Ha ha ha. Maybe lookup before you post sarcastic comments . :rolleyes:
Australia’s antipodes is the middle Atlantic Ocean. NZ north island is antipodean to central Spain, but the South Island is mostly in the Bay of Biscay.

The only large landmass antipodes is SE and East Asia and S America.

Yes, there is such a time. It was 175 million years ago.

Pangea?

It depend on your definition of “all over the worlds land”. Sunlight cannot completely cover every piece of land on the earth. The closest you can get is to have the Pacific in the dark, and then you have to choose between either North America or Australia (plus New Zealand) in the dark. There isn’t enough angle of rotation of the earth for both North American and Australia to be sunlit simultaneously.

Any other rotation of the earth will end up with even more land in the dark.

However, if you define “all over the worlds land” to mean that every continent has at least one part that is sunlit, and do not mandate that the entire continent has to be in sunlight, then it is possible. Again, with the Pacific being in the dark, you have a short time while the easternmost part of North America is in the sun while the westernmost part of Australia is also in the sun.
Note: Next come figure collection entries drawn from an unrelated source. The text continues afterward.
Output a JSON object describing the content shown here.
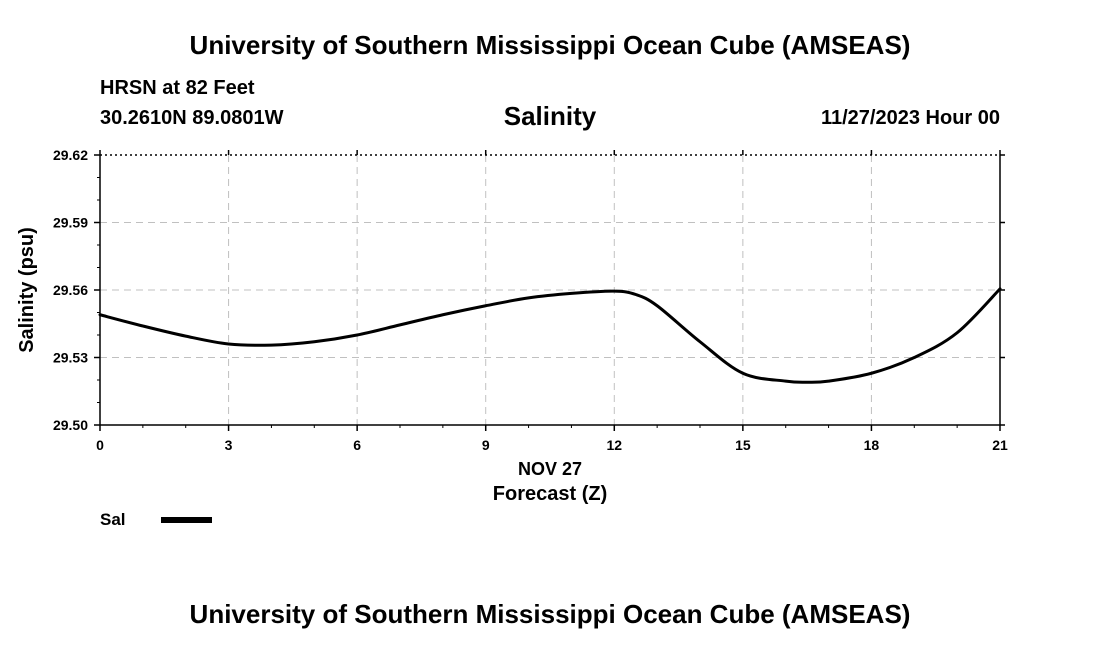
{
  "header": {
    "title": "University of Southern Mississippi Ocean Cube (AMSEAS)",
    "station": "HRSN at 82 Feet",
    "coordinates": "30.2610N  89.0801W",
    "chart_title": "Salinity",
    "datetime": "11/27/2023 Hour 00"
  },
  "footer": {
    "title": "University of Southern Mississippi Ocean Cube (AMSEAS)"
  },
  "chart_data": {
    "type": "line",
    "title": "Salinity",
    "xlabel": "Forecast (Z)",
    "x_date_label": "NOV 27",
    "ylabel": "Salinity (psu)",
    "xlim": [
      0,
      21
    ],
    "ylim": [
      29.5,
      29.62
    ],
    "x_ticks": [
      0,
      3,
      6,
      9,
      12,
      15,
      18,
      21
    ],
    "x_tick_labels": [
      "0",
      "3",
      "6",
      "9",
      "12",
      "15",
      "18",
      "21"
    ],
    "y_ticks": [
      29.5,
      29.53,
      29.56,
      29.59,
      29.62
    ],
    "y_tick_labels": [
      "29.50",
      "29.53",
      "29.56",
      "29.59",
      "29.62"
    ],
    "grid": true,
    "legend_position": "bottom-left",
    "series": [
      {
        "name": "Sal",
        "color": "#000000",
        "x": [
          0,
          1,
          2,
          3,
          4,
          5,
          6,
          7,
          8,
          9,
          10,
          11,
          12,
          12.5,
          13,
          14,
          15,
          16,
          16.5,
          17,
          18,
          19,
          20,
          21
        ],
        "values": [
          29.549,
          29.544,
          29.5395,
          29.536,
          29.5355,
          29.537,
          29.54,
          29.5445,
          29.549,
          29.553,
          29.5565,
          29.5585,
          29.5595,
          29.558,
          29.553,
          29.537,
          29.523,
          29.5195,
          29.519,
          29.5195,
          29.523,
          29.53,
          29.541,
          29.5605
        ]
      }
    ]
  }
}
Both continents are mostly in the dark, but there is a small part of each continent that is sunlit.

For those who do not have a globe handy, there is an online 3d globe here that you can play with to see exactly what I mean: 3D Interactive Earth Globes

For the record, this isn’t true. The area of the Pacific Ocean is about 162 million square kilometers, while the total surface area of the Earth is 510 million square kilometers. So the Pacific is 31% of the Earth’s area, which is a lot less than “a little less than half.”

Isn’t that sufficient to answer your question in the negative? A pair of anitpodal points can’t both be sunlit, except for a split second at sunrise/sunset.

Not sure if Coronas resulting from sun activity counts.

Coronal mass ejection events, also known as “the blobs” by astronomers, are a release of plasma from the sun. Read more here - Coronal mass ejection - Wikipedia

The earth is far away from the sun and most of “the blobs” don’t hit earth.

However, in 1859 one such blob did hit earth and caused “northern lights” to be visible on the equator and generally “lighted up” the earth :

If we get a hit in today’s times, I suspect there will be mass disruptions / damage to electrical / communications equipment. On the plus side, the night sky will be lighted up :slight_smile:

Logically, there has to be one second of one minute of one day each year in which the largest amount of landmass receives direct sunlight. Does anyone know when that is?

Which year?

Let’s start with 2019 and move on from there. Someone here has to know, right?

I’m not being argumentative, BTW - I’m genuinely curious.

What I am saying that it is not logical that it be the same second every year-the universe is not a Swiss timepiece. There are fluctuations throughout the system.

Not sure what you mean by direct sunlight. Unless the sun falls below the horizon in Antarctica then this should happen every day. I assume it happens at noon on a longitude through the Eurasion landmass.

I’ll wager it’s sometime close to the December solstice, since 100% of Antarctica is lit up. After that, it’d take a computer model to track the % of landmass illuminated at any time during a 24-hour cycle to find the moment of maximum illuminated land area. Absent that, I’ll wager it’s a time that lights up most of Africa, Asia, and Australia, something like this.

That’s what I imagined. But is the maximum land area of Antarctica illuminated on just one day of the year?

Right. Study this video showing the global projection of daylight and you’ll find it’s not possible for all the world’s landmass to be sunlit at the same time.